This c1938-1940 Tri-ang No. 62 Dolls House is now up for sale on KT Miniatures website.
The previous owner remembers being given this by her parents literally just after the war ended. But interestingly, after researching the design and interior papers using Marion Osborne's fabulous THE BOOK OF TRI-ANG DOLLS' HOUSES 1919 To 1971, I was able to identify that all four wallpapers ranged from between 1938-1940. Note the window boxes fixed to the lower frontage too...they came in from about 1937/8.
The frontage opens out into two sections to reveal four rooms inside plus a staircase. The upper right room extends over the garage.
My favourite wallpaper has to be the "circus" design that can be seen in the large kitchen room, with the brick flooring.
It is so refreshing to have all the windows fully intact, including the acetate plus that elusive single window that sits right of the front door. The wooden front door still has the door knocker and letterbox.

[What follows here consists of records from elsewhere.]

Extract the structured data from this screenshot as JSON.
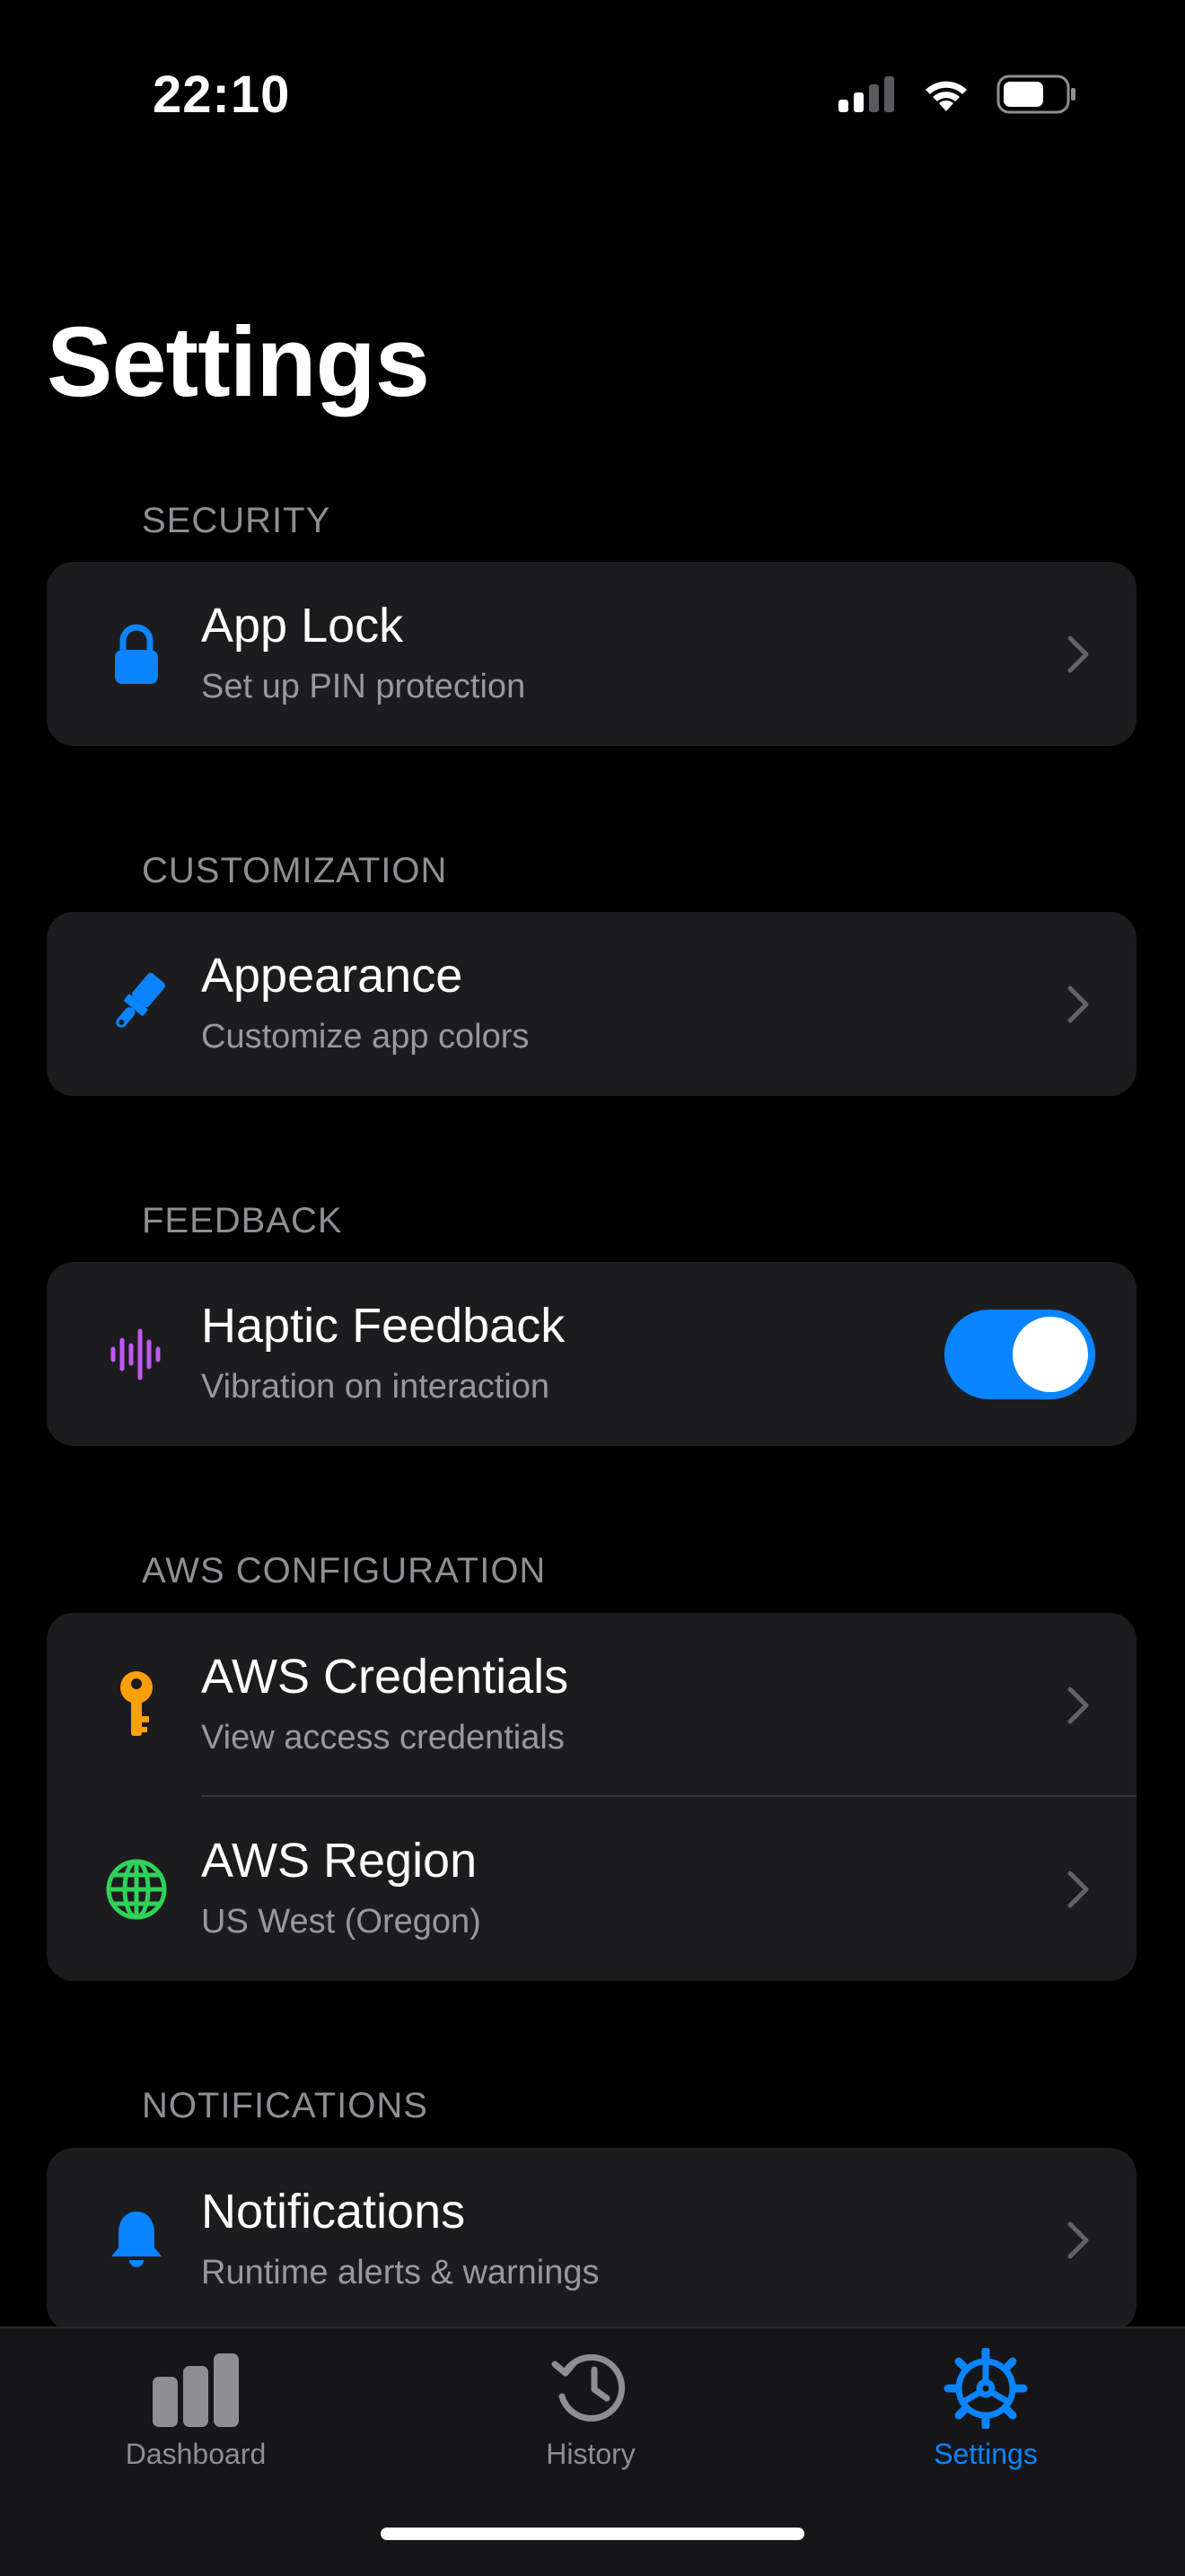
{
  "status_bar": {
    "time": "22:10",
    "icons": [
      "cellular-signal-icon",
      "wifi-icon",
      "battery-icon"
    ]
  },
  "page": {
    "title": "Settings"
  },
  "sections": {
    "security": {
      "header": "SECURITY",
      "rows": [
        {
          "icon": "lock-icon",
          "title": "App Lock",
          "subtitle": "Set up PIN protection"
        }
      ]
    },
    "customization": {
      "header": "CUSTOMIZATION",
      "rows": [
        {
          "icon": "paintbrush-icon",
          "title": "Appearance",
          "subtitle": "Customize app colors"
        }
      ]
    },
    "feedback": {
      "header": "FEEDBACK",
      "rows": [
        {
          "icon": "waveform-icon",
          "title": "Haptic Feedback",
          "subtitle": "Vibration on interaction",
          "toggle_on": true
        }
      ]
    },
    "aws": {
      "header": "AWS CONFIGURATION",
      "rows": [
        {
          "icon": "key-icon",
          "title": "AWS Credentials",
          "subtitle": "View access credentials"
        },
        {
          "icon": "globe-icon",
          "title": "AWS Region",
          "subtitle": "US West (Oregon)"
        }
      ]
    },
    "notifications": {
      "header": "NOTIFICATIONS",
      "rows": [
        {
          "icon": "bell-icon",
          "title": "Notifications",
          "subtitle": "Runtime alerts & warnings"
        }
      ]
    }
  },
  "tab_bar": {
    "tabs": [
      {
        "icon": "bar-chart-icon",
        "label": "Dashboard",
        "active": false
      },
      {
        "icon": "history-clock-icon",
        "label": "History",
        "active": false
      },
      {
        "icon": "gear-icon",
        "label": "Settings",
        "active": true
      }
    ]
  },
  "colors": {
    "accent": "#0a84ff",
    "lock": "#0a84ff",
    "paintbrush": "#0a84ff",
    "waveform": "#bf5af2",
    "key": "#ff9f0a",
    "globe": "#30d158",
    "bell": "#0a84ff",
    "background": "#000000",
    "card": "#1c1c1e"
  }
}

This house is in complete original condition, apart from the front and two sides which have been given a coat of off white emulsion. Replacement flowers have been drawn on by the new owner, over the emulsioned exterior. Of course they are not quite like the original but I think these have been very well done and I don't dislike them.
All in all....this is a lovely 1/16th scale antique Tri-ang, waiting patiently now for a new owner to take it on.
Also just listed is this c1970s Addington Lodge, made by A.Barton & Co.
Of wooden and hardboard construction, this comes as a flat pack in its original box. It is self assembly and all the pieces simply slot together. Is nice to have the original box.....and if anyone out there is a big Barton or 1970s fan, or looking for a simple versatile house that can be packed away easily in a box, this could be for you.
Once assembled it consists of six rooms plus has a tin Romside staircase.
To be honest....this is the very first Addington Lodge that has come into KT Miniatures in nearly 18 years of trading, so I think I can say that this really does not come along very often!
Am not sure quite how robust this is though and how it would have stood up to a young child's excitable play? I suspect that due to the fragility of this house, many did not survive and were basically thrown away. The windows are moulded plastic and are particularly VERY fragile. The blue and red painted interior dividing walls are very colourful and the design is so very 1970s!
The front part just lifts off so you have easy acess to the interior. This house will suit 1/16th scale furniture.